Candidacy threats to divide movement
Mr. Huckabee, who was a Southern Baptist minister before serving as governor of Arkansas, is the only candidate in the presidential race who identifies himself as an evangelical. But instead of uniting conservative Christians, his candidacy is threatening to drive a wedge into the movement, potentially dividing its best-known national leaders from part of their base and upending assumptions that have held the right wing together for the last 30 years.
His singular style — Christian traditionalism and the common-man populism of William Jennings Bryan, leavened by an affinity for bass guitar and late-night comedy shows — has energized many young and working-class evangelicals. Their support helped his shoestring campaign come from nowhere to win the Iowa Republican caucus and join the front-runners in Michigan, South Carolina and national polls.
And Mr. Huckabee has done it without the backing of, and even over the opposition of, the movement’s most visible leaders, many of whom have either criticized him or endorsed other candidates.
“Some of them have been openly hostile to him, and others merely lukewarm in their hostility,” said John Green, a scholar with the Pew Forum on Religion and Public Life.
Cultural conservatism to economic populism
If Mr. Huckabee can continue to galvanize evangelicals around his novel message while attracting other Republicans and perhaps independents, he will do more than advance his own campaign. He will also challenge the establishment of the Christian conservative political movement.

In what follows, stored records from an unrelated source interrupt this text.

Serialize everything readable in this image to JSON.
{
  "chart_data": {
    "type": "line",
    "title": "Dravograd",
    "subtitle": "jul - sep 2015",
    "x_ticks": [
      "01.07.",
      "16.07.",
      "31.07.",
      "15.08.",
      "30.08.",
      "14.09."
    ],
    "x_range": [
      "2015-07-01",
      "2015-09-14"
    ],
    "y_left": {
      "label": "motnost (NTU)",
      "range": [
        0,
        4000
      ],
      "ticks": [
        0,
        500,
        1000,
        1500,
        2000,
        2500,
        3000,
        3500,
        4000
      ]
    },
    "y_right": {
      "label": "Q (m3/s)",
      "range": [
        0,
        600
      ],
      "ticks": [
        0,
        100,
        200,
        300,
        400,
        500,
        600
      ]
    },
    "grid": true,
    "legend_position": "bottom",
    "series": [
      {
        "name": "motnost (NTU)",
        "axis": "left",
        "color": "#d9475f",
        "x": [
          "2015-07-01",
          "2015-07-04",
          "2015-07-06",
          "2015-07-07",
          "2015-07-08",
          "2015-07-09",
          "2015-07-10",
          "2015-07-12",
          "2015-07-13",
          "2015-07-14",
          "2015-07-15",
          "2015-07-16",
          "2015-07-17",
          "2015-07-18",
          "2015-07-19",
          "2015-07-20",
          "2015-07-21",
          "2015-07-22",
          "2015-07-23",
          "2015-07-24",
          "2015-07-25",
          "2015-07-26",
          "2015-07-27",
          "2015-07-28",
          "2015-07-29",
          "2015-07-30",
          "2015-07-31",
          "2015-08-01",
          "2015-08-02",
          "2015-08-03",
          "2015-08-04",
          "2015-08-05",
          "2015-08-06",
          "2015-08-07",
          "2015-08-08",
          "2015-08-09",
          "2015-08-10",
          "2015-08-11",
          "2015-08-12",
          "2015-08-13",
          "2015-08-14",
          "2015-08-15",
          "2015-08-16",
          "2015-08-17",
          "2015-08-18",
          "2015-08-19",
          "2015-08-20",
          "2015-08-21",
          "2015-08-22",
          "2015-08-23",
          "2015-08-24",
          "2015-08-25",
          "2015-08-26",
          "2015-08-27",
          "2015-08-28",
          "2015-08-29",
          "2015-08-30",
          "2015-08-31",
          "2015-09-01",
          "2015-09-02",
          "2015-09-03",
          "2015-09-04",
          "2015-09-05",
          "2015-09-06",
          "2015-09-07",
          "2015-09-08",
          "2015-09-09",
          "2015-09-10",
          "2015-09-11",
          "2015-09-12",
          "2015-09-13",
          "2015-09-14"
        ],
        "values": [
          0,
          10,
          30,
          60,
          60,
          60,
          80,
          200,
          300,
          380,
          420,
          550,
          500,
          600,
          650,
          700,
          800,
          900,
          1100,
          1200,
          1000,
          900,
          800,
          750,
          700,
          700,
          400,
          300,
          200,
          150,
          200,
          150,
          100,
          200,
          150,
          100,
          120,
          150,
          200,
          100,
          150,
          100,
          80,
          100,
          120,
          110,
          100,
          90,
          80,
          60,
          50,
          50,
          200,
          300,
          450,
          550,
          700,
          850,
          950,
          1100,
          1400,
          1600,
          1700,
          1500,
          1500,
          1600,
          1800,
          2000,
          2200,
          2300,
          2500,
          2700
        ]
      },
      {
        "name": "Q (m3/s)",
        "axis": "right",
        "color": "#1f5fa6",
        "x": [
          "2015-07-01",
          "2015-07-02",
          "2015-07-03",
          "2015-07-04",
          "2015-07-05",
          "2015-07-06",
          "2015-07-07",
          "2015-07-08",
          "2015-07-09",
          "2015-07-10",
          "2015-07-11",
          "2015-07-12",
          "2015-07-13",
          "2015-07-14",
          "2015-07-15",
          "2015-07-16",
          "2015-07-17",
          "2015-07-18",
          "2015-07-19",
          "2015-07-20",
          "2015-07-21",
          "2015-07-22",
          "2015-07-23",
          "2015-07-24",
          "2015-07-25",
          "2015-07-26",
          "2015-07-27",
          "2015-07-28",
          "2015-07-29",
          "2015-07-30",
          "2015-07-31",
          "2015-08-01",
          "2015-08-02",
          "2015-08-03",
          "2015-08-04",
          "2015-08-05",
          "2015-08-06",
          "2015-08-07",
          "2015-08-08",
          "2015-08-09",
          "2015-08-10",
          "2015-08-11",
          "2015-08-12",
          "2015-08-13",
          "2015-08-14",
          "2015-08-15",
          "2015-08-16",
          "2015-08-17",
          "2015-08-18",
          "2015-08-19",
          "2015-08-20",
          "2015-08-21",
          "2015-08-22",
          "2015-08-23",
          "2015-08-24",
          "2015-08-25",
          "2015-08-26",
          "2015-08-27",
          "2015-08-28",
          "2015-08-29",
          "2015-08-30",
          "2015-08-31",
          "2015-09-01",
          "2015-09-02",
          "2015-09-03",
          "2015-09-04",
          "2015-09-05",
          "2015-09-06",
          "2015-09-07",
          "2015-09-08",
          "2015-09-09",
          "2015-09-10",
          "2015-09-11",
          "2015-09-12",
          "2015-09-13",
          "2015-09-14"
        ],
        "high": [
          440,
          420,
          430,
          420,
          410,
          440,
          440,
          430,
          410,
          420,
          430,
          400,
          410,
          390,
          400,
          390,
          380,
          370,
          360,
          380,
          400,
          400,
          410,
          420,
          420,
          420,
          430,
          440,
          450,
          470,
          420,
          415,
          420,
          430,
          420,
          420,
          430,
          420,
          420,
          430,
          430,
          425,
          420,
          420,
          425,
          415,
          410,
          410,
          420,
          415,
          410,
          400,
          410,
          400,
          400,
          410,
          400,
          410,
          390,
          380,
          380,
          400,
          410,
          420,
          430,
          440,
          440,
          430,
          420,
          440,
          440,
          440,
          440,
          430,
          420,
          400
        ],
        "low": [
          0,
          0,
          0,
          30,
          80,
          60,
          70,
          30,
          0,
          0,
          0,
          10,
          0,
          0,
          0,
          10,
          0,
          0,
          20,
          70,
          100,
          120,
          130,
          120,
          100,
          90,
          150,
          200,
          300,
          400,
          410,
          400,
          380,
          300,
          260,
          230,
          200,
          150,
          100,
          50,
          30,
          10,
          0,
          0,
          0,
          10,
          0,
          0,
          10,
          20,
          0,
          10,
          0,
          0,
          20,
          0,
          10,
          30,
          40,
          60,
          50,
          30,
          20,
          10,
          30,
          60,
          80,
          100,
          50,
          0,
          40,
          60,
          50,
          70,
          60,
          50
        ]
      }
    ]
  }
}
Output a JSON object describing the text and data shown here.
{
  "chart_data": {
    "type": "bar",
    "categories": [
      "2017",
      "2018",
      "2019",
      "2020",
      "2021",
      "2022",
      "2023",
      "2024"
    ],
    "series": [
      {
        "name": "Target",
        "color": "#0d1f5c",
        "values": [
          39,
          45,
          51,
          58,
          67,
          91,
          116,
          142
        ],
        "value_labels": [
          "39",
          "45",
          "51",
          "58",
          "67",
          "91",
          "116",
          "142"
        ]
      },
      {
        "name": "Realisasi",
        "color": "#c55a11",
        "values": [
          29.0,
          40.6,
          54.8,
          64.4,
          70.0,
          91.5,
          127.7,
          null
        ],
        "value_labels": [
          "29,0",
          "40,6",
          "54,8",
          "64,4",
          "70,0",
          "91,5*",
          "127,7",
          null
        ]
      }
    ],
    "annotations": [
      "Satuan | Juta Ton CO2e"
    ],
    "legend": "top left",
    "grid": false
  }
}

“To the extent that Governor Huckabee succeeds in advancing this new agenda that combines cultural conservatism with an economic and foreign affairs populism,” Mr. Green said, “it could undermine the existing Christian conservative political leaders and their organizations.”
After Iowa, many evangelical political leaders hailed Mr. Huckabee’s victory as a resurgence. “Not bad for a supposed bunch of demoralized, depressed, disillusioned and disengaged Reaganites,” James C. Dobson of Focus on the Family said in a statement.
But Dr. Dobson and most of his allies stopped short of commending Mr. Huckabee in particular, and Tony Perkins, president of the Dobson-affiliated Family Research Council, almost seemed to explain away the victory.
“What happened in Iowa was a strong reaction from social conservatives to the idea that the Republican establishment was pushing Rudy Giuliani, who is anathema” because of his support for abortion rights, Mr. Perkins said. “What we saw in Iowa was a shootout between the core evangelical base and the G.O.P. establishment, and unfortunately I think Mitt Romney got caught in the cross-fire.”